The selling in grains, including the soy complex, cut the net long in the sector below 400,000 contracts for the first time in three months, and was led by a seventh-successive week of short-building in Chicago-traded soft red winter wheat.

‘Slow US export demand’

Indeed, managed money expanded its gross short position in soft red winter wheat futures and options above 100,000 lots during the week, to the highest since May 2019.

The net short – calculated by subtracting long bets, which profit when prices rise, rather than when values fall as with short positions – grew by 6,622 lots to 53,402 contracts, also the largest since May 2019.

The shift came in a week in which wheat futures felt pressure from trade disappointment, with Terry Reilly at Futures International citing “slow US export demand” as one cause for selling.

US wheat export commitments, that is completed shipments and unfulfilled orders combined, for 2022-23 stood at 13.30m tonnes as of November 17, down by 944,000 tonnes year on year, US Department of Agriculture data shows.

Imports from the EU?

In fact, that is the lowest total for that date on data going back to 1990, although comes amid low expectations for shipments, following a harvest which proved smaller than investors had forecast, reflecting historically low area as well as some drought-hit to yields.

The tight balance has sparked talk of the south-eastern US poultry and pig industry turning to Europe for wheat for livestock feed, with Mr Reilly noting that “some cited EU wheat exports flowing into the US” as a cause for wheat price weakness.

“The south-east US end-users could benefit from cheaper feed wheat,” with talk of 100,000 tonnes of Polish, or potentially German, wheat being shipped to the US, at prices of around $360-370 per tonne including freight.

The US, over the previous five seasons, imported an average of 8,800 tonnes of EU wheat per year, USDA data show.

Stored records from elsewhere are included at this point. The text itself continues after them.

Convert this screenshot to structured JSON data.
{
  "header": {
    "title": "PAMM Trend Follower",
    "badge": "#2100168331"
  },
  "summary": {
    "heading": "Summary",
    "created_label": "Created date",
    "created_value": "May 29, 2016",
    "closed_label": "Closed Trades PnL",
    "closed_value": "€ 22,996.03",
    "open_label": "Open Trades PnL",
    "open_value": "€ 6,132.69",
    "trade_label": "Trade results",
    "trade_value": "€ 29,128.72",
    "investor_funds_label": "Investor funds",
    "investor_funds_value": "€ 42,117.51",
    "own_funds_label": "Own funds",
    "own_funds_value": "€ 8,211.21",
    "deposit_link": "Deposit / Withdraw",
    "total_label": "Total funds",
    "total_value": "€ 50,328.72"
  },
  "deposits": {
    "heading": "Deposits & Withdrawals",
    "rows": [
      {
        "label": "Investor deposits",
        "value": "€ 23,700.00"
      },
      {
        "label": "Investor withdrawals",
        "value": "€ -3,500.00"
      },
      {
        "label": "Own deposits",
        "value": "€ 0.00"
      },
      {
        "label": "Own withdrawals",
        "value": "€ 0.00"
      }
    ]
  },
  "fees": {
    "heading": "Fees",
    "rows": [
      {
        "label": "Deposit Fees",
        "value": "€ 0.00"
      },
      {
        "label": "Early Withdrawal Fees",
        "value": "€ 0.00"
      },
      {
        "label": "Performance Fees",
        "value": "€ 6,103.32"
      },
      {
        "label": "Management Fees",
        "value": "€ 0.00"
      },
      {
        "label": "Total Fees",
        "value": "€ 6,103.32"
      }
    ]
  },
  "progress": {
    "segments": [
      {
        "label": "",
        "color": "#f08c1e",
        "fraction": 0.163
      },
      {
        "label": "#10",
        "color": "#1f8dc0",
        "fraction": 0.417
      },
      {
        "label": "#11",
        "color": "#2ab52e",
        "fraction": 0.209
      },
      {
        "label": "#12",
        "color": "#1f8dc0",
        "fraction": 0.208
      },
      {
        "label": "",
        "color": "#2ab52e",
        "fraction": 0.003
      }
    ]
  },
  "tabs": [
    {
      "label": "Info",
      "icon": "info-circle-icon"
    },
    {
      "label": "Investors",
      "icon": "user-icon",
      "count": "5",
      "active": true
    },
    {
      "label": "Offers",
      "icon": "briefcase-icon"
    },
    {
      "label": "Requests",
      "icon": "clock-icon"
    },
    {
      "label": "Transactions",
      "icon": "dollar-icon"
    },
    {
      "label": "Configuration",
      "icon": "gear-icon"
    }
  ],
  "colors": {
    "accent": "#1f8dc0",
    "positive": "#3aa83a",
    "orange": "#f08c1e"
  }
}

US Wheat Associates, which promotes US supplies to foreign buyers, acknowledged that traders believe that “export prices need to soften to attract export business”, although added that “a strong domestic market is keeping basis from softening more”.

Mercantile Consulting said that “the divergence in wheat prices between the US and European origin has led to some unusual trade activity like EU wheat trading into the south-east US market”.

Hard wheat premium

Managed money was a net seller in hard red winter wheat too in the week to last Tuesday, by nearly 4,000 contracts, the most in four months.

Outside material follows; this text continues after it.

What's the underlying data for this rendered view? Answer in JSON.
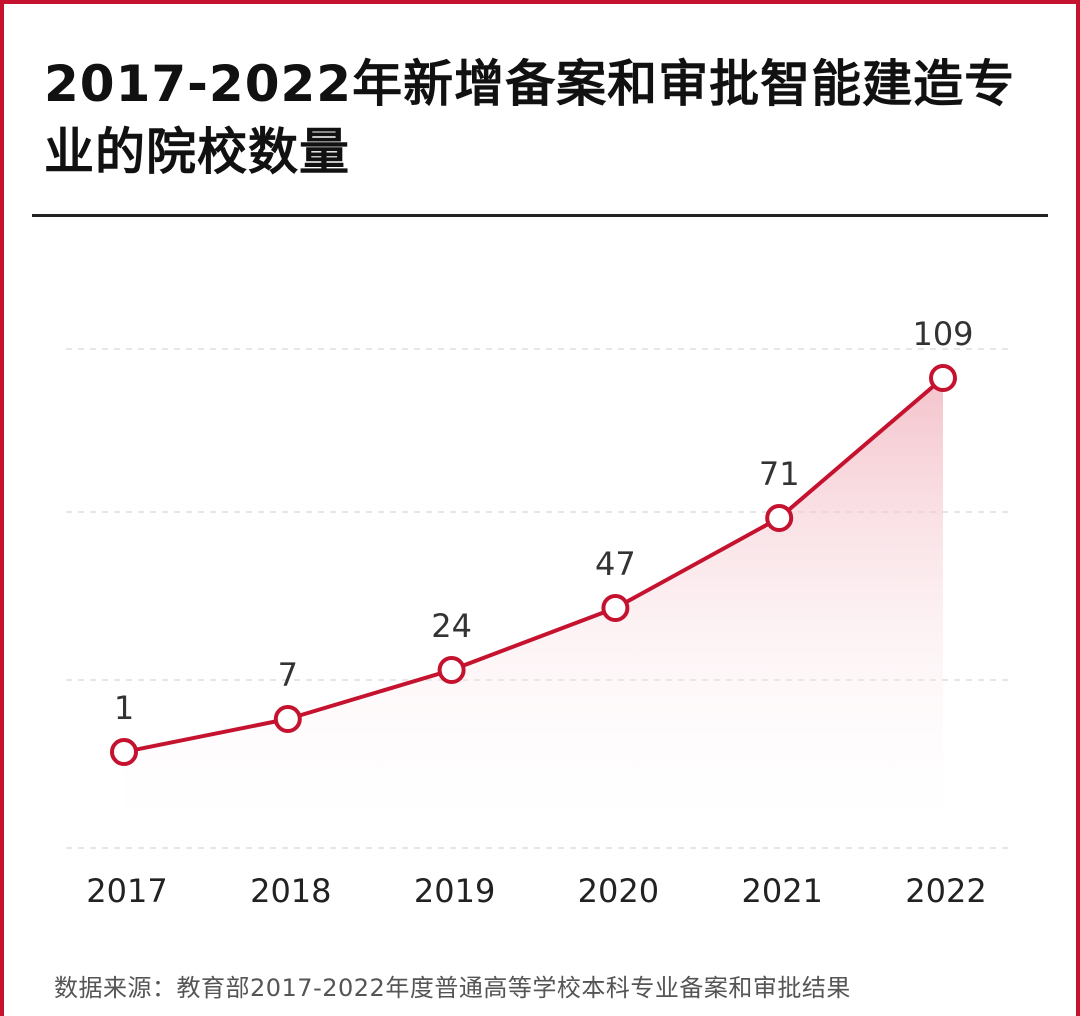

However, it retained a net long position in the contract, amid concerns over prospects for the 2023 harvest of the class, following the worst start on record to seedlings in its growing heartland of the central and southern Plains, which remains beset by drought.

Latest official data show 86.1% of Kansas, the top wheat-growing state, rated as being in drought, as well as 97.7% of Oklahoma and 62.7% of Texas.

The premium of hard red winter wheat to soft red winter wheat stood on Tuesday at $1.11 ¼ a bushel – more than twice its level three months ago, as sowings were beginning.

Sugar, cattle appeal

Among New York-traded soft commodities, hedge funds proved a notable buying of raw sugar, lifting their net long in the sweetener to 202,007 lots, the highest in seven months, fuelled by talk of Indian mills defaulting on export deals, forcing fresh purchases from importers.

There is a “growing realisation” that India, which shipped 7.3m tonnes of sugar last season, “will probably only export 2.5m-3.0m tonnes” in this one, Marex said.

Buying in livestock was led by live cattle, which attracted net purchasing of 12,229 lots, amid ideas of tightening US supplies spurred by official data showing the number of animals placed onto feedlots last month for fattening falling by 6% year on year.

The figure, which compared with market expectations for a 3.5% decline, follows cautions from commentators such as Rabobank of a squeeze on supplies of feeder cattle to place on feedlots, with the Plains drought having already prompted producers to run down their herds.